What is a segfault?
A short reference on segmentation faults — what actually happens between the MMU and SIGSEGV, the five bugs that cause almost all of them, how to get and read the core dump, and why memory-safe languages mostly (but not entirely) make them extinct.
The one-line definition
A segmentation fault (segfault) is the operating system killing your process for touching memory it has no right to touch. The hardware's memory-management unit (MMU) catches the illegal access, the kernel receives the fault, and delivers your process a SIGSEGV signal, whose default action is: terminate, and dump core. It is not the program noticing a bug — it is the floor beneath the program refusing to exist there.
What actually happens, step by step
- Your code dereferences an address — through a null pointer, a stale pointer, an out-of-range index.
- The CPU asks the MMU to translate that virtual address. The MMU finds no valid mapping for your process (or a mapping without permission — writing to read-only memory counts).
- The hardware raises a page fault; the kernel inspects it. A legitimate fault (a page swapped out, a lazily-allocated stack page) gets fixed silently — page faults are routine. An illegitimate one has no fix.
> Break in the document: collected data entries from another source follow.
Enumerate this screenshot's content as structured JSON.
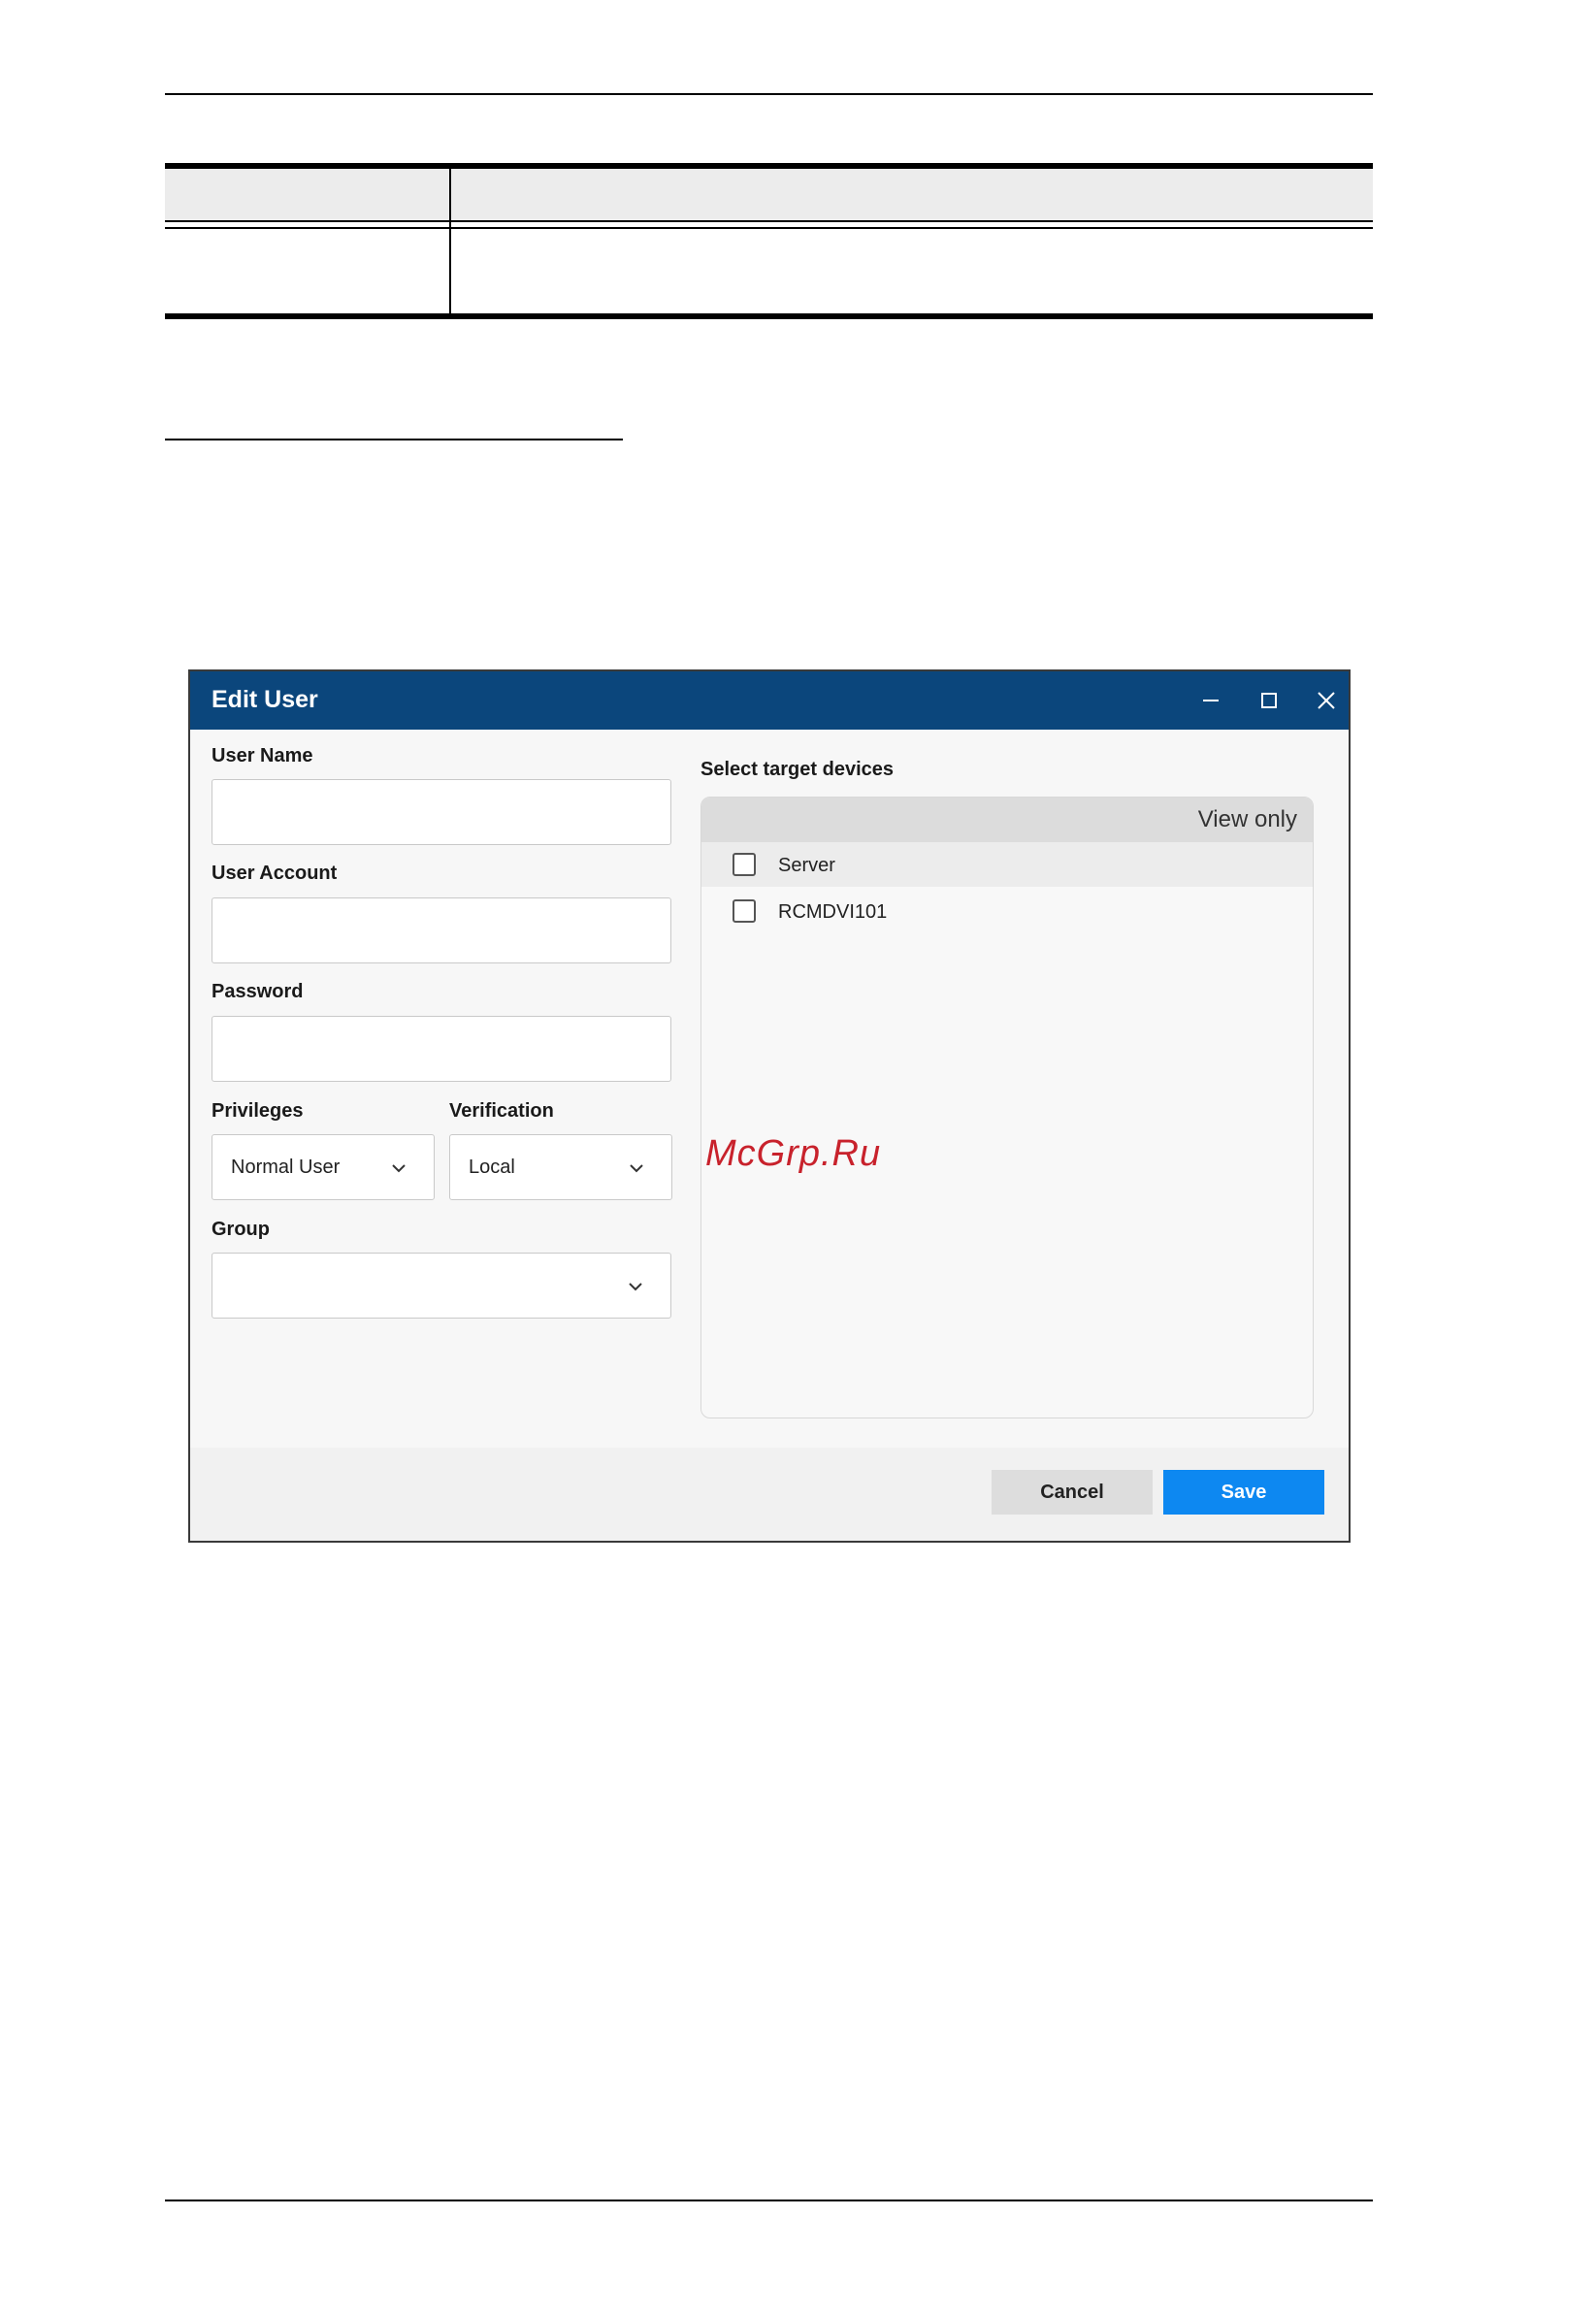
{
  "dialog": {
    "title": "Edit User",
    "fields": {
      "user_name": {
        "label": "User Name",
        "value": ""
      },
      "user_account": {
        "label": "User Account",
        "value": ""
      },
      "password": {
        "label": "Password",
        "value": ""
      },
      "privileges": {
        "label": "Privileges",
        "selected": "Normal User"
      },
      "verification": {
        "label": "Verification",
        "selected": "Local"
      },
      "group": {
        "label": "Group",
        "selected": ""
      }
    },
    "devices": {
      "label": "Select target devices",
      "header": "View only",
      "items": [
        {
          "name": "Server",
          "checked": false
        },
        {
          "name": "RCMDVI101",
          "checked": false
        }
      ]
    },
    "buttons": {
      "cancel": "Cancel",
      "save": "Save"
    }
  },
  "watermark": "McGrp.Ru",
  "colors": {
    "titlebar": "#0b467c",
    "save_button": "#0d88f1",
    "cancel_button": "#dddddd",
    "watermark": "#c8222c"
  }
}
- The kernel delivers SIGSEGV. Unhandled, the process dies and the kernel writes the core dump, per
ulimit -candcore_pattern.
The word segmentation is itself a fossil: it survives from the segment-based memory models of 1960s–70s machines, where memory really was divided into named segments and violating one had a literal meaning. Paged virtual memory replaced segments; the error's name never updated.
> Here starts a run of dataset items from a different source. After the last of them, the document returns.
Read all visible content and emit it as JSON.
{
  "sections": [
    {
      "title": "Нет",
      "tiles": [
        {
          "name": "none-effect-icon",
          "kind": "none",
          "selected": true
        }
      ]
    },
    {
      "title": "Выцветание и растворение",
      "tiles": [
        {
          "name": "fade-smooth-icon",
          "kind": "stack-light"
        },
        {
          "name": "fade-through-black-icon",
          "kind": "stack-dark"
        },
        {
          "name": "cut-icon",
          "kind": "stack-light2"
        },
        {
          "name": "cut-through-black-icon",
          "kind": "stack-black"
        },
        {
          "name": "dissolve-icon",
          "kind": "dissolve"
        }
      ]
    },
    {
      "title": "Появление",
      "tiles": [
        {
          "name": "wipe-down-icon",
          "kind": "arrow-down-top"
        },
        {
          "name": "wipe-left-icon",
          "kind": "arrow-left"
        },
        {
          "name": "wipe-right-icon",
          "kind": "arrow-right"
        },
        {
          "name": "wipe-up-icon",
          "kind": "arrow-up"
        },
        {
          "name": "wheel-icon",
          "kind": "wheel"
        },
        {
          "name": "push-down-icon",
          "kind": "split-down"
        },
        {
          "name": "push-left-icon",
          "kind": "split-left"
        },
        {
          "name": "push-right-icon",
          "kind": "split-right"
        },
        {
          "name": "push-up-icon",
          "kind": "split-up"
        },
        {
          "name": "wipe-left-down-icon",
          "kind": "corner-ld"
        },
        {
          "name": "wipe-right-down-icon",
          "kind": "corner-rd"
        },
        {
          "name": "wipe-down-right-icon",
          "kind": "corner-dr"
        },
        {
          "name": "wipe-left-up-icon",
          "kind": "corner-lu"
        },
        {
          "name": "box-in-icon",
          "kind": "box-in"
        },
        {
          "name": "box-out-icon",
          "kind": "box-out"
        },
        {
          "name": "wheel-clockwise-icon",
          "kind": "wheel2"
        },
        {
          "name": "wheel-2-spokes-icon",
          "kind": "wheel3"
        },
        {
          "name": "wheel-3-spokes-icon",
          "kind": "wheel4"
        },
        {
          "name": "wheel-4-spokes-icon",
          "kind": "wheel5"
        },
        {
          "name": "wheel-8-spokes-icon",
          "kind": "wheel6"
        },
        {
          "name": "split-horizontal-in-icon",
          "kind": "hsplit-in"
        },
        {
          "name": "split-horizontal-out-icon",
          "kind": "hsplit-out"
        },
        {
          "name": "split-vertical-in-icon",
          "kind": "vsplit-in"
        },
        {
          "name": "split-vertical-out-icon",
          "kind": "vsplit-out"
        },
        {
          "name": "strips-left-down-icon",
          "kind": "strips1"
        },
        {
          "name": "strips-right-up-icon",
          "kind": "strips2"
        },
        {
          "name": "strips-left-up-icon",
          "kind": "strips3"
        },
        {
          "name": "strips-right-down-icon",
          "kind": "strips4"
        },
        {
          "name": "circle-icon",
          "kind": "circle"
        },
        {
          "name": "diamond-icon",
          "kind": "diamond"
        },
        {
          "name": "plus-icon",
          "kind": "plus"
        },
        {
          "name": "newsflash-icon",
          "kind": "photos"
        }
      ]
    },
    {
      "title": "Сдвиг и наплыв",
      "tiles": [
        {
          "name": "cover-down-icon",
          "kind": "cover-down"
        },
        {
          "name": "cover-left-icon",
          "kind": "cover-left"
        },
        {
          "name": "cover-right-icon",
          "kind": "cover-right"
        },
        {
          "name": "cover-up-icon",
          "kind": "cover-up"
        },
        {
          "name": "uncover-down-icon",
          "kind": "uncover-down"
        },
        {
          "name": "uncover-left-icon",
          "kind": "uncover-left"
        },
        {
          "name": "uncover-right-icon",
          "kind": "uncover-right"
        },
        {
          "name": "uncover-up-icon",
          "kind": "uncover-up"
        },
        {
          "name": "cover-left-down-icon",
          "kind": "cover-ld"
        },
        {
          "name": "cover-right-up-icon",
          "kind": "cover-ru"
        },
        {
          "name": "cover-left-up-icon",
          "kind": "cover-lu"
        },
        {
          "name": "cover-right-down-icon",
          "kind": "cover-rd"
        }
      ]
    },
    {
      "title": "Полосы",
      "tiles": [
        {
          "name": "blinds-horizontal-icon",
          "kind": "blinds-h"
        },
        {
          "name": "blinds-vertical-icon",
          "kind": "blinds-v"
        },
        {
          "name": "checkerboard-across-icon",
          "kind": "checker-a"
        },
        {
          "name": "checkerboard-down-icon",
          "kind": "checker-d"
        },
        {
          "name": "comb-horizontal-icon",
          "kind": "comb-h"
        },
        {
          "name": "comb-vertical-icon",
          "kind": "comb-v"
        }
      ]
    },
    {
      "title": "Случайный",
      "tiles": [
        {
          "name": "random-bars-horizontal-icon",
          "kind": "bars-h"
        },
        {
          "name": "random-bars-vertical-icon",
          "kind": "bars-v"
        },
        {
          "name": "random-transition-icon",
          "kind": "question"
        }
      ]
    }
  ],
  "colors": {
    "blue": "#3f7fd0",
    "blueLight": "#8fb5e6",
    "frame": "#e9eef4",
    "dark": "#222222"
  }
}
The five bugs behind almost every segfault
| Bug | The shape of it |
|---|---|
| Null dereference | Following a pointer that is 0 — the "you forgot to check the return value" classic |
| Use-after-free | Memory freed, pointer kept, pointer used. Sometimes works (worse!), sometimes faults, always wrong |
| Buffer overflow | Writing past the end of an array into whatever lives next door |
| Stack overflow | Usually runaway recursion — the stack grows into the guard page |
| Dangling stack pointer | Returning the address of a local variable, then using it after the frame is gone |
The cruelty is that none of these faults reliably: an out-of-bounds write inside a still-mapped page corrupts data silently instead of crashing. A segfault is the lucky outcome — the bug that announces itself.
Debugging one
- Get the core.
ulimit -c unlimited(or on systemd machines,coredumpctl list— modern distros route dumps there viacore_pattern). - Open it:
gdb ./yourprog core, thenbtfor the backtrace — the single most information-dense command in debugging; it names the file and line of death. - Catch it live instead: run under
gdband it stops at the faulting instruction;valgrindnarrates the illegal access and, crucially, the earlier free that set it up. - Build with sanitizers: compile with
-fsanitize=address(ASan) and most of the five bugs above are caught at their first occurrence with a readable report, not at their eventual crash.
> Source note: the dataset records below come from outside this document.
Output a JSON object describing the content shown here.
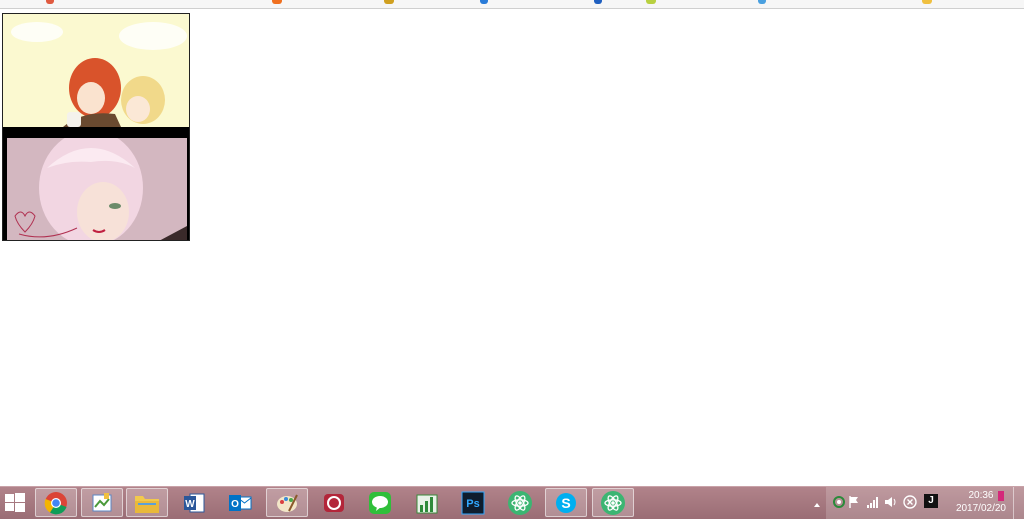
{
  "viewer": {
    "images": [
      {
        "name": "illustration-two-characters"
      },
      {
        "name": "illustration-pink-hair-character"
      }
    ]
  },
  "taskbar": {
    "start_icon": "windows-logo-icon",
    "apps": [
      {
        "icon": "chrome-icon",
        "active": true
      },
      {
        "icon": "paint-icon",
        "active": true
      },
      {
        "icon": "file-explorer-icon",
        "active": true
      },
      {
        "icon": "word-icon",
        "active": false
      },
      {
        "icon": "outlook-icon",
        "active": false
      },
      {
        "icon": "paint-palette-icon",
        "active": true
      },
      {
        "icon": "red-app-icon",
        "active": false
      },
      {
        "icon": "line-icon",
        "active": false
      },
      {
        "icon": "stats-app-icon",
        "active": false
      },
      {
        "icon": "photoshop-icon",
        "active": false
      },
      {
        "icon": "atom-icon",
        "active": false
      },
      {
        "icon": "skype-icon",
        "active": true
      },
      {
        "icon": "atom-icon",
        "active": true
      }
    ],
    "photoshop_label": "Ps",
    "word_label": "W",
    "outlook_label": "O"
  },
  "tray": {
    "time": "20:36",
    "date": "2017/02/20",
    "icons": [
      "show-hidden-icons-icon",
      "sync-icon",
      "flag-icon",
      "signal-icon",
      "volume-icon",
      "close-circle-icon",
      "ime-icon"
    ],
    "ime_label": "J"
  }
}
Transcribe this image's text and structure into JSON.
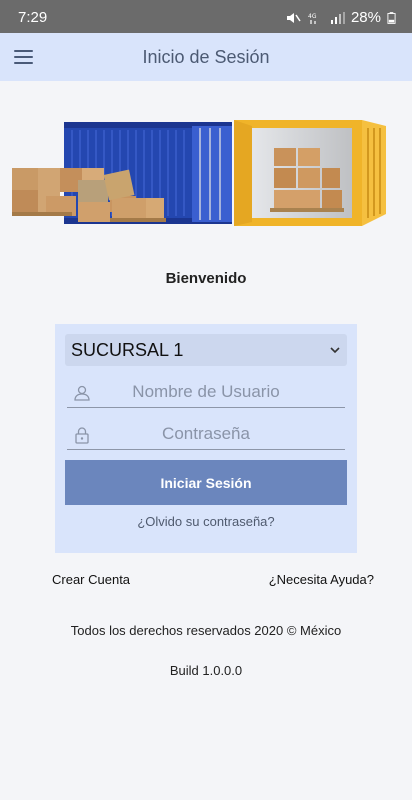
{
  "status_bar": {
    "time": "7:29",
    "battery": "28%"
  },
  "app_bar": {
    "title": "Inicio de Sesión",
    "menu_icon": "hamburger-menu-icon"
  },
  "hero": {
    "image": "shipping-containers-with-boxes"
  },
  "welcome_text": "Bienvenido",
  "login_form": {
    "branch": {
      "selected": "SUCURSAL 1"
    },
    "username": {
      "placeholder": "Nombre de Usuario",
      "icon": "user-icon"
    },
    "password": {
      "placeholder": "Contraseña",
      "icon": "lock-icon"
    },
    "submit_label": "Iniciar Sesión",
    "forgot_label": "¿Olvido su contraseña?"
  },
  "links": {
    "create_account": "Crear Cuenta",
    "help": "¿Necesita Ayuda?"
  },
  "footer": {
    "rights": "Todos los derechos reservados 2020 © México",
    "build": "Build 1.0.0.0"
  },
  "colors": {
    "app_bar": "#d9e4fb",
    "card": "#d9e4fb",
    "button": "#6b86bd",
    "background": "#f4f5f8"
  }
}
Why you rarely see them in Python or Go
Memory-safe languages take the pointer arithmetic away: bounds checks turn overflows into exceptions (IndexError, panic: index out of range), garbage collection makes use-after-free unrepresentable, and null dereferences become catchable errors instead of MMU faults. A segfault in pure Python is definitionally not your bug — it is a bug in the interpreter or a C extension underneath. That's the loophole: FFI, native extensions, and unsafe blocks reopen the door, which is why numpy or a Rust unsafe module can still hand you a genuine SIGSEGV.
The footguns
Segfault ≠ bus error. SIGBUS (bus error) is the sibling: the address was valid but the access malformed — misaligned reads on strict architectures, truncated mmap'd files. Different signal, different causes.
The OOM killer is not a segfault. A process that dies because the machine ran out of memory is killed with SIGKILL by the kernel's OOM killer — no signal handler, no core, exit code 137. "It just died with 137" is a memory-quantity problem; a segfault is a memory-correctness problem.
A caught SIGSEGV is a trap. You can install a handler and continue — and almost never should: after an illegal access, the process state is untrustworthy by definition. Handlers are for logging and dying gracefully, not for soldiering on.